Uświadamiać trzeba przez edukację, szkolenia, które powinny też obejmować samych zarządzających. Ważne są też kodeksy etyczne, etos pracy, wyznaczenie zasad, jakie mają obowiązywać w firmie.
Niestety, większość polskich pracodawców próbuje "ukulturalnić" swoich podwładnych w błędny sposób: zakładająć monitoringi. – A to nienajlepsza droga – ocenia Żukowska. Monitoring bowiem powoduje zwiększenie się dystansu między szefem i pracownikiem, powoduje spadek zaufania, co w oczywisty sposób wpływa na jakość pracy.
... I wartości
Wyznaczenie zasad to jednak nie wszystko. Trzeba też uświadomić pracownikom, że firma jest wspólnym dobrem, dać im poczucie tej wspólnoty. Warto też podkreślać fakt,
Aby walczyć z tym zjawiskiem, trzeba doprowadzić do tego, by praca znów zaczęła być łączona z poczuciem godności i samorealizacji.

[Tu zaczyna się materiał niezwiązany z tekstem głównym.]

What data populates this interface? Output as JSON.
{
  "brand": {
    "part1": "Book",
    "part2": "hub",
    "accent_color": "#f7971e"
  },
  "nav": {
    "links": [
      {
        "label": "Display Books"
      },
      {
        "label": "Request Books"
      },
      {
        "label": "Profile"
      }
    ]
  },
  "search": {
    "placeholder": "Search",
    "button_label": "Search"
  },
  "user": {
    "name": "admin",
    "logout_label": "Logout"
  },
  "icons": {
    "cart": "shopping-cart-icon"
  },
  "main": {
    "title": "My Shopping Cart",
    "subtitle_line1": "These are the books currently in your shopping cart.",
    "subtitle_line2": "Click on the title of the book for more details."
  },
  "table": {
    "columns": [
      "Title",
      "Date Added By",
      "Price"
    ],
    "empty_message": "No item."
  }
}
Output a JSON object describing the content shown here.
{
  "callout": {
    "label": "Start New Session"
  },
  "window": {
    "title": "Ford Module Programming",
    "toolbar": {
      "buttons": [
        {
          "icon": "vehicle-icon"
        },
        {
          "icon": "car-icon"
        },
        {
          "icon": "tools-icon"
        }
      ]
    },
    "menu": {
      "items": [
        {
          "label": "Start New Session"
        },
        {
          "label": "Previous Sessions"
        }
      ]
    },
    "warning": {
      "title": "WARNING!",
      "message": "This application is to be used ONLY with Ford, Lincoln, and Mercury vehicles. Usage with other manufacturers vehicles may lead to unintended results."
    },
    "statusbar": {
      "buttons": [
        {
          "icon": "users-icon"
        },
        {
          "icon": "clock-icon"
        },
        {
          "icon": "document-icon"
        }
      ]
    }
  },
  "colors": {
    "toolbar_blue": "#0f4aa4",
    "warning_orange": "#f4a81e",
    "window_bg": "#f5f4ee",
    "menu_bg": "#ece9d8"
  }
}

Iga Liziniewicz przypomina jednak, że przedsiębiorcy różnie interpretują pojęcia takie jak "kradzież" czy "przywłaszczenie". – Może też chodzić o czas spędzany w pracy. Ktoś wyszedł 10 minut wcześniej i dla niektórych pracodawców to może być już "kradzież" czasu, który powinniśmy poświęcic na swoje obowiązki – wskazuje coach. – Ale takie raporty są potrzebne, powinny zmusić pracodawców do myślenia.